Emerging treatment options for hemophilia, including gene therapy, modified factor products, antibody-based products, and other nonreplacement therapies, are in development or on their way to marketing authorization. For proof of efficacy, annual bleeding rates (ABRs) have become an increasingly important endpoint in hemophilia trials. We hypothesized that ABR analyses differ substantially between and within medicinal product classes and that the ABR observation period constitutes a major bias. For ABR characterization, an internal factor VIII (FVIII) treatment database has been built based on confidential clinical trial data submitted to the Paul-Ehrlich-Institut (PEI). Furthermore, anonymized data from 46 trial protocols submitted for review to the PEI were analyzed (FVIII replacement, n = 27; antibody-based, n = 12; and gene therapy, n = 7) for methodology. Definitions of bleeding episodes and ABR observational periods differed substantially in clinical trials. In the initial observation phase, individual ABRs of patients, treated prophylactically for 1 year, vary by about 40% (P < 0.001), which finally led to a significant reduction of the ABR group mean by 20% (P < 0.05). Furthermore, the high variance in ABRs constitutes a major challenge in statistical analyses. In conclusion, considerable heterogeneity and bias in the ABR estimation in clinical trials was identified, which makes it substantially more difficult to compare the efficacy of different treatment regimens and products. Thus, awareness of the important pitfalls when using ABR as a clinical outcome is needed in the evaluation of hemophilia therapies for patients, physicians, regulators, and health technology assessment agencies.

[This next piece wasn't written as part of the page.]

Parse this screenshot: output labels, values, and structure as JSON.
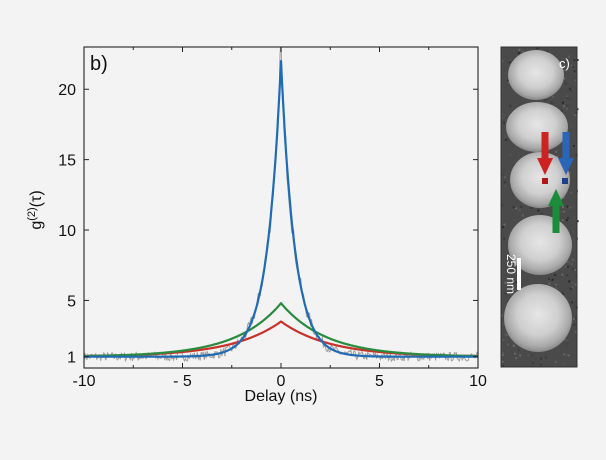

正在开发或即将获得市场授权的血友病新治疗选择,包括基因治疗、改良因子产品、基于抗体的产品和其他非替代疗法。为了证明疗效,年出血率(ABR)已成为血友病试验中越来越重要的终点。我们假设 ABR 分析在药物类别之间和内部存在很大差异,并且 ABR 观察期构成主要偏差。为了进行 ABR 特征描述,根据提交给保罗-埃利希研究所(PEI)的机密临床试验数据,建立了一个内部因子 VIII(FVIII)治疗数据库。此外,还分析了提交给 PEI 审查的 46 项试验方案的匿名数据(FVIII 替代治疗,n=27;基于抗体的治疗,n=12;基因治疗,n=7)的方法学。临床试验中出血事件和 ABR 观察期的定义存在很大差异。在初始观察期,接受预防性治疗 1 年的患者的个体 ABR 差异约为 40%(P<0.001),最终导致 ABR 组均值显著降低 20%(P<0.05)。此外,ABR 的高变异性是统计分析的主要挑战。总之,临床试验中 ABR 估计存在相当大的异质性和偏差,这使得比较不同治疗方案和产品的疗效变得更加困难。因此,在评估患者、医生、监管机构和卫生技术评估机构的血友病治疗方法时,需要意识到使用 ABR 作为临床结局的重要陷阱。